Studebaker died on March 16, 1917. He was buried at the Studebaker family mausoleum at South Bend City Cemetery. His name was added to the Automotive Hall of Fame.

==Success in Ashland Carriage Company==
John Studebaker, one of the founders of the Studebaker Corporation, resided in Ashland, Ohio from 1835 to 1850. He and his family moved from Pennsylvania to Ashland, Ohio in 1835. Upon arrival, they named their new homestead on U.S. Route 250, "Pleasant Ridge," which was his mother's maiden name. John and his two older brothers Henry and Clem helped their father with their family blacksmith and carriage shop at their home. Economic times were tough for 19-year-old John. His dream was to mine for gold and became aware of the gold rush taking place out west. John built a custom carriage and traveled to California, which took five months. Upon arriving in California, he was offered a job as a wagon maker, but turned down the offer to mine for gold. He decided to build wheelbarrows for miners, and sold wheelbarrows for ten dollars each.

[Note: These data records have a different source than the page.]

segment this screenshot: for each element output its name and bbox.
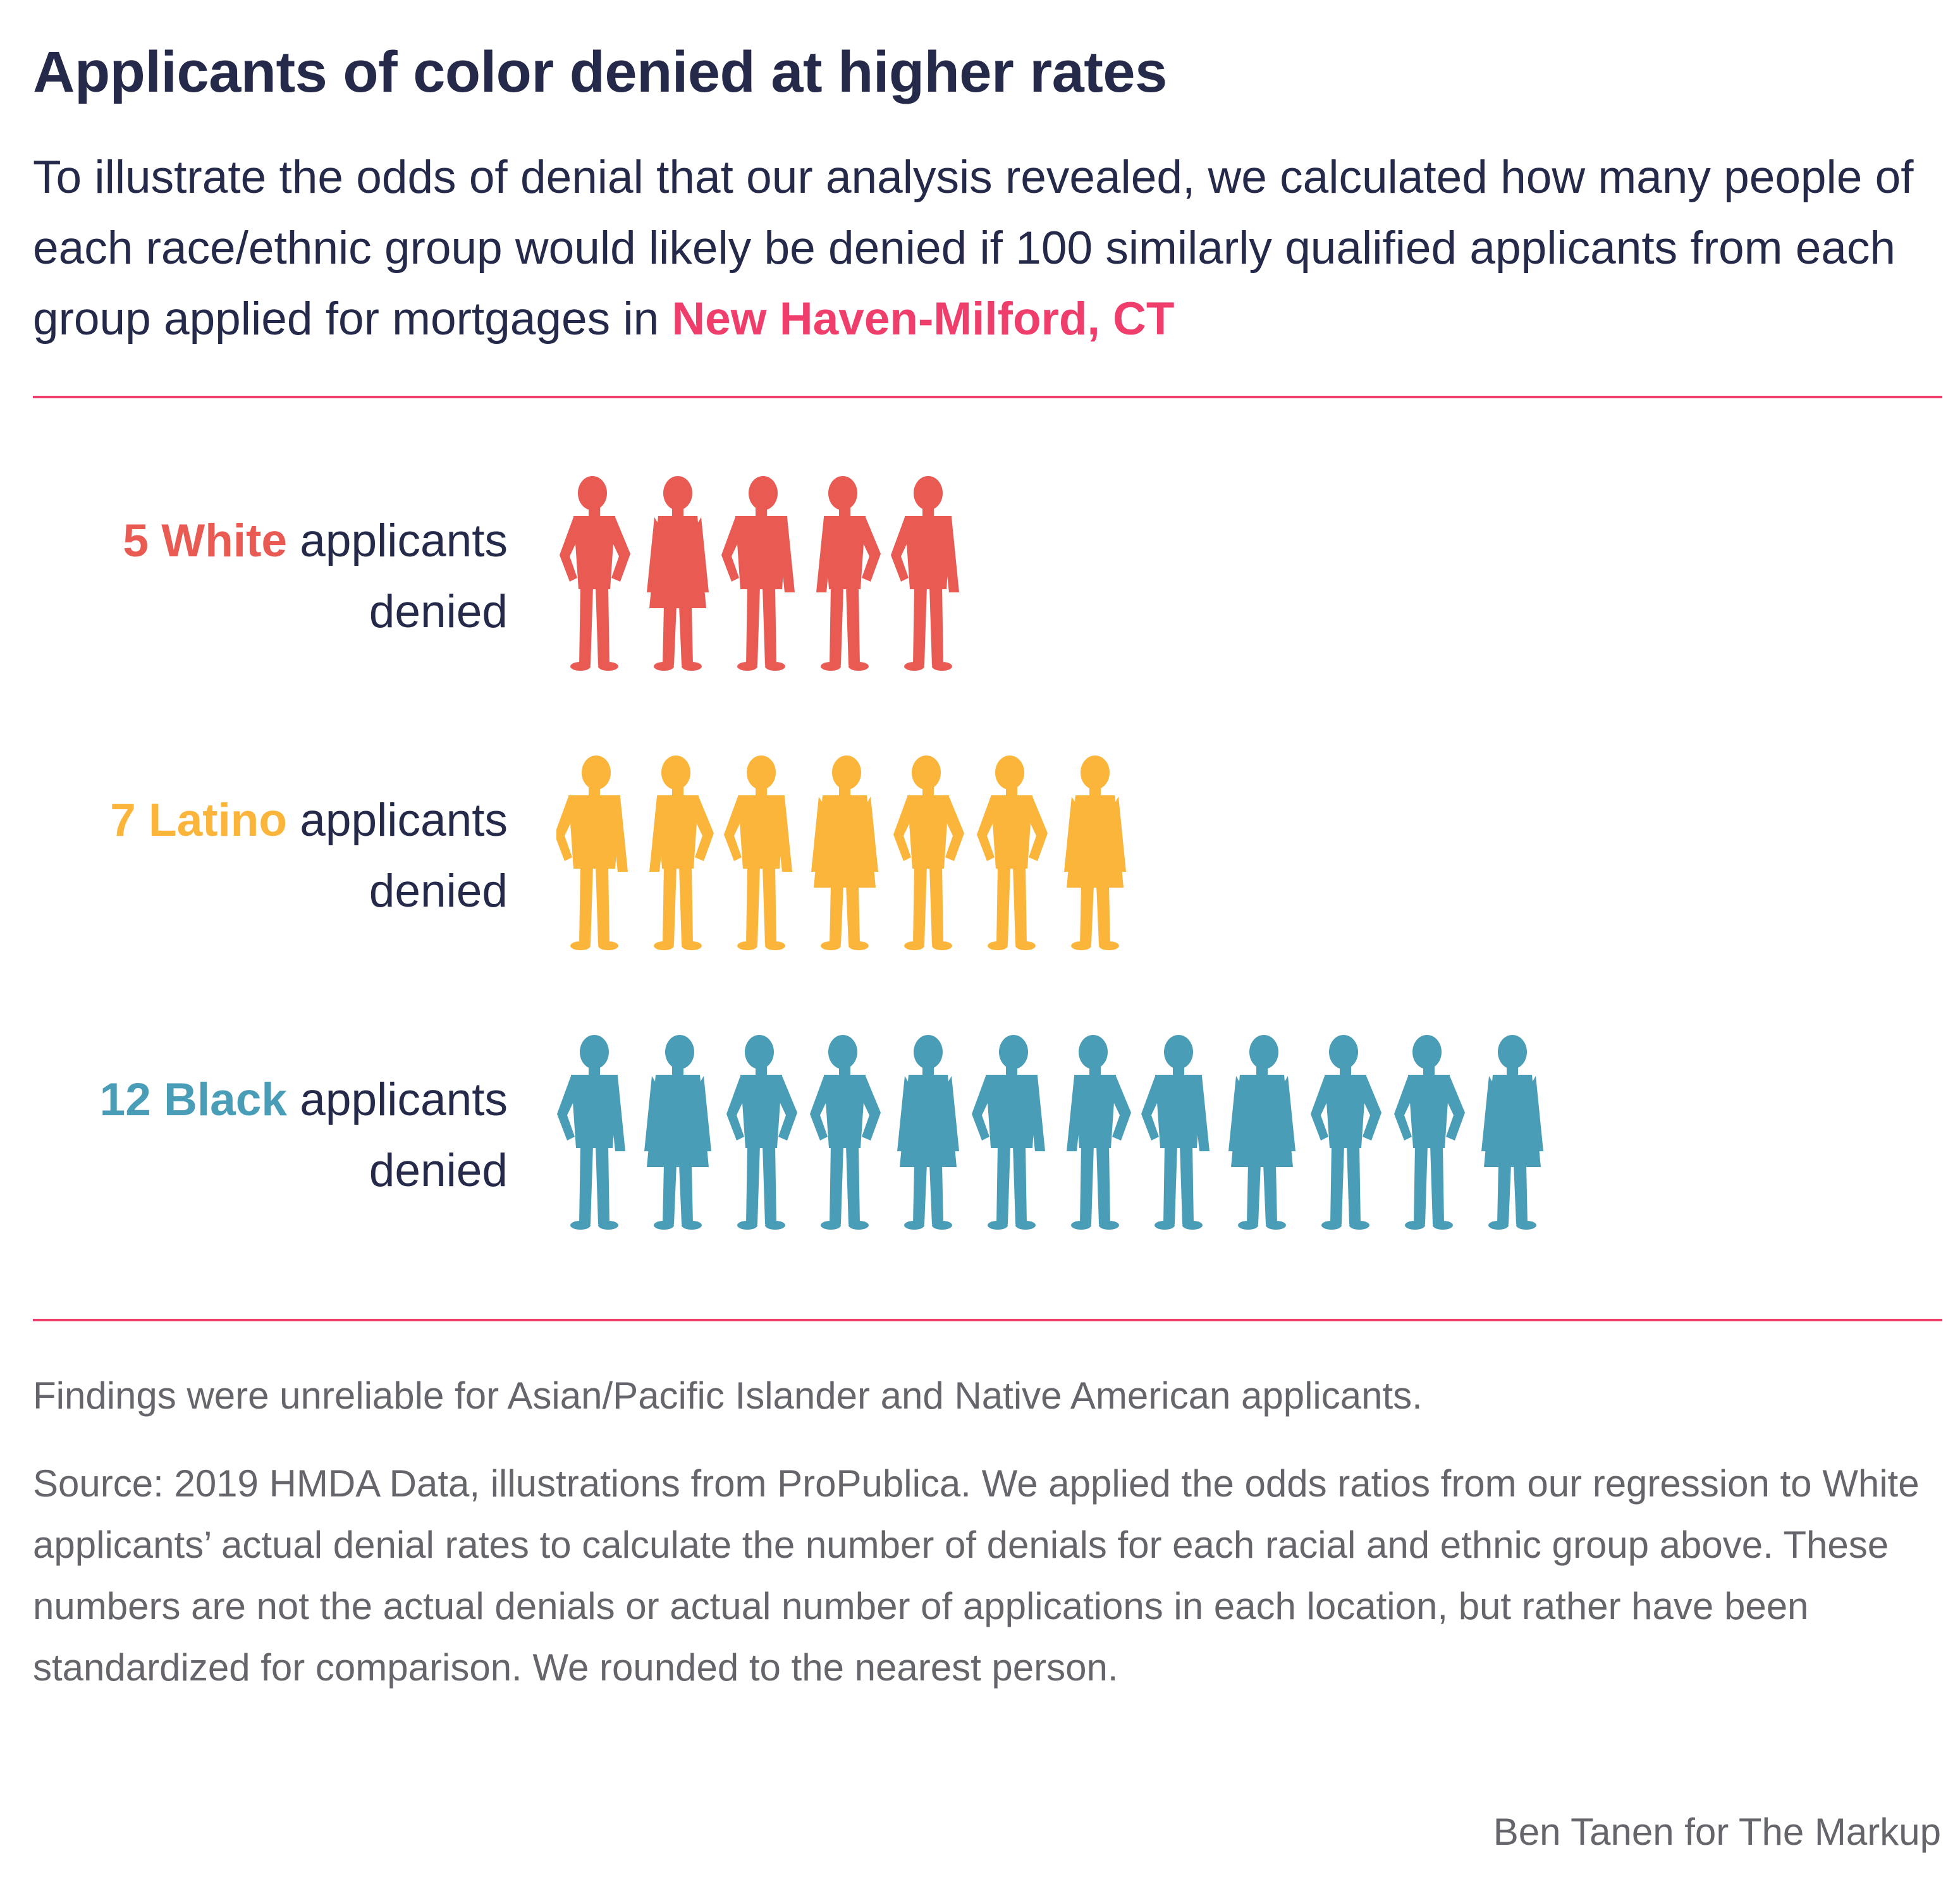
person-icon-black-1 [557,1035,625,1230]
group-white: White [161,515,287,566]
row-white: 5 White applicants denied [0,462,1960,689]
person-icon-black-7 [1067,1035,1131,1230]
bottom-divider [33,1319,1942,1321]
person-icon-black-4 [810,1035,881,1230]
person-icon-black-2 [644,1035,711,1230]
count-black: 12 [99,1074,151,1125]
people-latino [556,741,1947,969]
person-icon-black-11 [1394,1035,1465,1230]
row-black: 12 Black applicants denied [0,1020,1960,1248]
count-label-white: 5 White [123,515,287,566]
chart-title: Applicants of color denied at higher rat… [33,40,1167,104]
applicants-text-black: applicants [300,1074,508,1125]
person-icon-black-12 [1481,1035,1543,1230]
row-label-black: 12 Black applicants denied [100,1065,508,1206]
denied-text-latino: denied [369,866,508,917]
person-icon-white-4 [816,476,881,671]
footnote: Findings were unreliable for Asian/Pacif… [33,1374,1423,1417]
people-icons-black [557,1035,1543,1230]
applicants-text-latino: applicants [300,795,508,846]
credit: Ben Tanen for The Markup [1493,1811,1941,1853]
group-black: Black [164,1074,287,1125]
people-white [556,462,1947,689]
denied-text-black: denied [369,1145,508,1196]
row-label-white: 5 White applicants denied [123,506,508,647]
people-icons-white [560,476,959,671]
applicants-text-white: applicants [300,515,508,566]
source-note: Source: 2019 HMDA Data, illustrations fr… [33,1462,1920,1689]
person-icon-black-8 [1141,1035,1210,1230]
group-latino: Latino [149,795,287,846]
row-latino: 7 Latino applicants denied [0,741,1960,969]
person-icon-latino-7 [1064,755,1126,950]
row-label-latino: 7 Latino applicants denied [110,785,508,927]
people-icons-latino [556,755,1126,950]
person-icon-latino-1 [556,755,628,950]
person-icon-black-10 [1311,1035,1381,1230]
person-icon-white-1 [560,476,630,671]
person-icon-latino-4 [811,755,878,950]
person-icon-white-3 [721,476,795,671]
top-divider [33,396,1942,398]
people-black [556,1020,1947,1248]
count-label-black: 12 Black [100,1074,287,1125]
person-icon-latino-6 [977,755,1048,950]
person-icon-latino-3 [724,755,792,950]
chart-subtitle: To illustrate the odds of denial that ou… [33,142,1942,355]
person-icon-black-5 [897,1035,959,1230]
person-icon-black-3 [726,1035,797,1230]
person-icon-black-6 [972,1035,1045,1230]
denied-text-white: denied [369,586,508,637]
person-icon-white-2 [647,476,709,671]
subtitle-text: To illustrate the odds of denial that ou… [33,152,1914,345]
person-icon-white-5 [891,476,959,671]
person-icon-black-9 [1228,1035,1295,1230]
count-white: 5 [123,515,149,566]
count-label-latino: 7 Latino [110,795,287,846]
count-latino: 7 [110,795,136,846]
person-icon-latino-5 [893,755,964,950]
person-icon-latino-2 [649,755,714,950]
location-highlight: New Haven-Milford, CT [671,293,1175,345]
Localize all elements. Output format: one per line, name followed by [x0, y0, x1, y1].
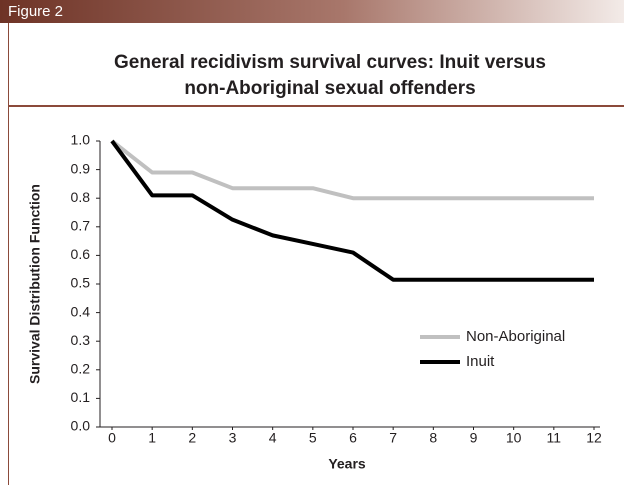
header-bar: [0, 0, 624, 23]
legend-label: Inuit: [466, 353, 495, 370]
x-tick-label: 12: [586, 430, 602, 446]
y-tick-label: 0.9: [71, 160, 91, 176]
y-tick-label: 0.2: [71, 361, 91, 377]
x-tick-label: 10: [506, 430, 522, 446]
y-tick-label: 0.0: [71, 418, 91, 434]
y-tick-label: 0.5: [71, 275, 91, 291]
x-tick-label: 6: [349, 430, 357, 446]
x-tick-label: 11: [547, 430, 562, 446]
x-tick-label: 5: [309, 430, 317, 446]
y-tick-label: 0.4: [71, 303, 91, 319]
x-tick-label: 3: [229, 430, 237, 446]
x-tick-label: 0: [108, 430, 116, 446]
x-tick-label: 8: [429, 430, 437, 446]
y-tick-label: 0.3: [71, 332, 91, 348]
chart-subtitle: non-Aboriginal sexual offenders: [184, 78, 475, 99]
x-tick-label: 2: [188, 430, 196, 446]
figure-label: Figure 2: [8, 3, 63, 20]
y-axis-label: Survival Distribution Function: [27, 184, 43, 384]
x-tick-label: 4: [269, 430, 277, 446]
x-axis-label: Years: [328, 456, 366, 472]
y-tick-label: 0.1: [71, 389, 91, 405]
chart-title: General recidivism survival curves: Inui…: [114, 52, 546, 73]
legend-label: Non-Aboriginal: [466, 328, 565, 345]
series-line: [110, 139, 594, 201]
y-tick-label: 1.0: [71, 132, 91, 148]
y-tick-label: 0.6: [71, 246, 91, 262]
y-tick-label: 0.7: [71, 218, 91, 234]
x-tick-label: 7: [389, 430, 397, 446]
y-tick-label: 0.8: [71, 189, 91, 205]
series-line: [110, 139, 594, 282]
x-tick-label: 9: [470, 430, 478, 446]
x-tick-label: 1: [148, 430, 156, 446]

He saved and invested $8,000 in his first company which built carriages. Studebaker's company was the largest producer of horse-drawn vehicles. It was so successful that President Lincoln and General Grant both owned Studebaker carriages.

In the late 1890s the Studebaker Company converted from horse-drawn vehicles to gasoline-propelled automobiles. In the next seven years, the company sold more than 2,481 passenger cars and trucks. The Studebaker Company operated seven plants in South Bend, Detroit, Chicago, and Walkerville, Ontario, with a net profit of $30,126,600. The Studebaker Company merged with Packard in 1954.

In Ashland, Ohio, a bronze plaque honoring Studebaker is on US Route 250 at the site of the family homestead, "Pleasant Ridge".

In 1959 actor Gil Lasky played Studebaker in the episode "Wheelbarrow Johnny" of the syndicated television anthology series, Death Valley Days, hosted by Stanley Andrews. In the story line, Studebaker fails at gold mining because con men take advantage of him. His talent for making wheelbarrows paves the way for a bright future in the transportation industry.